Bu tanı hatası, yeme bozuklukları nedeniyle üreme tıbbında tedavinin ertelenmesine de yol açabilmektedir.
Bu teşhis hatası, her şeyden önce, bugün obez insanlardan neredeyse daha fazla hoş karşılanmayan zayıf kişinin, özellikle bir memur işe alma veya yerleştirmede ayrımcılıkla sosyal olarak damgalanmasına yol açmaktadır. Hastalara "tel" muamelesi yapılır, örneğin . Son zamanlarda vücut kitle indeksi 18.5'in altında olan modelleri yasaklayan yasa, zayıflığa karşı ayrımcılığın bir örneğidir.
Psikolojik etki genellikle fark edilmez ve hafife alınır.
Nedenleri hala tam olarak anlaşılamamıştır.
Yapısal zayıflığa sahip hastalar, yaş, cinsiyet ve etnik kökene göre ağırlık eğrilerinin hala daha düşük yüzdelik dilimlerindedir. Vücut zayıflığı olan hastaların ağırlık eğrisinde bu kırılma olmaması, sağlık kayıtlarımızda bulunan ağırlık ve BMI eğrilerinin bize söylediği gibi, herkesin kilosunun doğal tarihinin bir parçasıdır.
Aynı ailede iki kuşak boyunca ortalama 2,5 etkilenen denek içeren bir aile topluluğu da vardır.
İştahı düzenleyen hormonlardaki anormallikler, obezitede bulunanları yansıtır .
Son olarak, kilo alımına direnç aynı zamanda obezitenin ayna görüntüsüdür ve bariatrik cerrahiye giderek daha sık başvurulmasıyla kanıtlandığı gibi kilo vermeye karşı direncidir.
Bütün bu unsurlar, yapısal inceliğe genetik bir kökene dair makul bir hipoteze götürür. Çalışmalar devam ediyor.

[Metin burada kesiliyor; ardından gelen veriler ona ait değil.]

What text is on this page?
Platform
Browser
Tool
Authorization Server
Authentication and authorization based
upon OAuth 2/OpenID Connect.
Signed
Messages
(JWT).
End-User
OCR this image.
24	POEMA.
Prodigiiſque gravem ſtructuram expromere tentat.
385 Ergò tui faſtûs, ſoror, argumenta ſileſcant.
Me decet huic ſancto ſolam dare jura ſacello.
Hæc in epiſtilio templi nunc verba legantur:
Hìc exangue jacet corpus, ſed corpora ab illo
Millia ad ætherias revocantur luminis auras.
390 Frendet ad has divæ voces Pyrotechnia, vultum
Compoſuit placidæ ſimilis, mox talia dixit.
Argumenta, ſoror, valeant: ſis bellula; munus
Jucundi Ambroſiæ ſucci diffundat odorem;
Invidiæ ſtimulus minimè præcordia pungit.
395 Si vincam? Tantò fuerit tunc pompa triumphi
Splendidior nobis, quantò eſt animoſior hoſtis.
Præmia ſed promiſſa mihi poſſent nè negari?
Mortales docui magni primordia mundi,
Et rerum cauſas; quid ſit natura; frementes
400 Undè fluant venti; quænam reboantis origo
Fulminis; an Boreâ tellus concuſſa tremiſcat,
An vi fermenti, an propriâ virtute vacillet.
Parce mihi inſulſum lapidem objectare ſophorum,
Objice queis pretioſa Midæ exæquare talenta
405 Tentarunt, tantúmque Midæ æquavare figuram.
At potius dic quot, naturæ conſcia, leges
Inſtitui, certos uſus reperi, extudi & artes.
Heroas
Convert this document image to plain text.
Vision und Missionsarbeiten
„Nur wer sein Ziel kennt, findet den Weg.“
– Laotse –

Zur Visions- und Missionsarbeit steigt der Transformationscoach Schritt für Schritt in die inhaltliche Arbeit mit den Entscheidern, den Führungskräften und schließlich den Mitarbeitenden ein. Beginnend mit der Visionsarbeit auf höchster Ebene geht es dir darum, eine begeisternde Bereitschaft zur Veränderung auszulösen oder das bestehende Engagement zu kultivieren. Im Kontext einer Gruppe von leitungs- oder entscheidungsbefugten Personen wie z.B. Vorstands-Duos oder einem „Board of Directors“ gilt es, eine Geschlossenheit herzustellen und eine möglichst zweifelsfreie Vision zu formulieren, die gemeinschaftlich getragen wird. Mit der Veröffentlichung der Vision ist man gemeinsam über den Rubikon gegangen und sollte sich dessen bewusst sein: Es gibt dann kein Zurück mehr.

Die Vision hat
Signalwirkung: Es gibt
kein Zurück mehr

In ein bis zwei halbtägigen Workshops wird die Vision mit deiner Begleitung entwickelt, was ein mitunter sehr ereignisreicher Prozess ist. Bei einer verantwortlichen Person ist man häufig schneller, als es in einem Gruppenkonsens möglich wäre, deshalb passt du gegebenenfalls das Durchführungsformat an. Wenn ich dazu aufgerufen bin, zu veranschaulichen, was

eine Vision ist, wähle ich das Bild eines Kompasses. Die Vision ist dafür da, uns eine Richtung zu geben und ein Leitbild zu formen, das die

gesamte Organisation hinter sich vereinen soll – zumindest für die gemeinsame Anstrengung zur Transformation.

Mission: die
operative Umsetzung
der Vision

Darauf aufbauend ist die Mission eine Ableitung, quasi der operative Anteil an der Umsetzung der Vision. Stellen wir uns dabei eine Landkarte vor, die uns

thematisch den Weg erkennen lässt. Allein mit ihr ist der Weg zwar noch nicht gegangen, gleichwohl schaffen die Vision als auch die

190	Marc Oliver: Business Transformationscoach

İlginç bir şekilde, yapısal zayıflığı olan hastalar, enerji harcamalarından daha fazla gıda alımına sahiptir. Böylece, keşfedilmeyi bekleyen bu hastalarda bilinmeyen veya ölçülemeyen bir enerji harcama alanı ile bir enerji boşluğu gösterilmiştir. Bazıları, kilo alımına karşı direnci açıklayan ek enerji harcamasının bir kutbu olarak kahverengi yağın rolünü önerdi . Ancak bu farkı açıklamak için yeterli değildir. Çalışmalar devam ediyor.
Hastaların talep ettiği tedavilerin ilki kilo alımıdır. Bugüne kadar, etkinliğini kanıtlamış onaylanmış bir tedavi yoktur. Sadece spor, kas kazanımı yoluyla kilo alımına izin verir, ancak yağ kazanımı sağlamaz. Yapısal zayıflık taşıyan genç kadınlarda ilk aşırı yeme protokolü, 1 ay boyunca günde 700 kilokalori fazla yağ yeme diyetinin etkisizliğini gösterdi. Genç erkekler ve kadınlar da dahil olmak üzere ikinci bir farklı aşırı beslenme protokolü aynı sonucu gösterdi.
Kemik kalitesinin korunması da önemli bir terapötik amaçtır. Yapısal inceliği olan hastalardaki gerçek kırık riskini henüz bilmiyoruz çünkü prospektif bir kohort çalışması mevcut değil, özellikle de yetersiz tanı ve patoloji hakkında bilgi eksikliği nedeniyle. Bir çalışma yapılıyor.
Psikososyal bakım da önemli bir konudur. Önce hasta ve onun kişisel ve profesyonel çevresi için tanı gerçeğinden önce gelir. Ayrıca, uzun vadede kilo almak için hala bir tedavi olmadığı için psikolojik desteği ve kendini kabul etmeyi de içerir.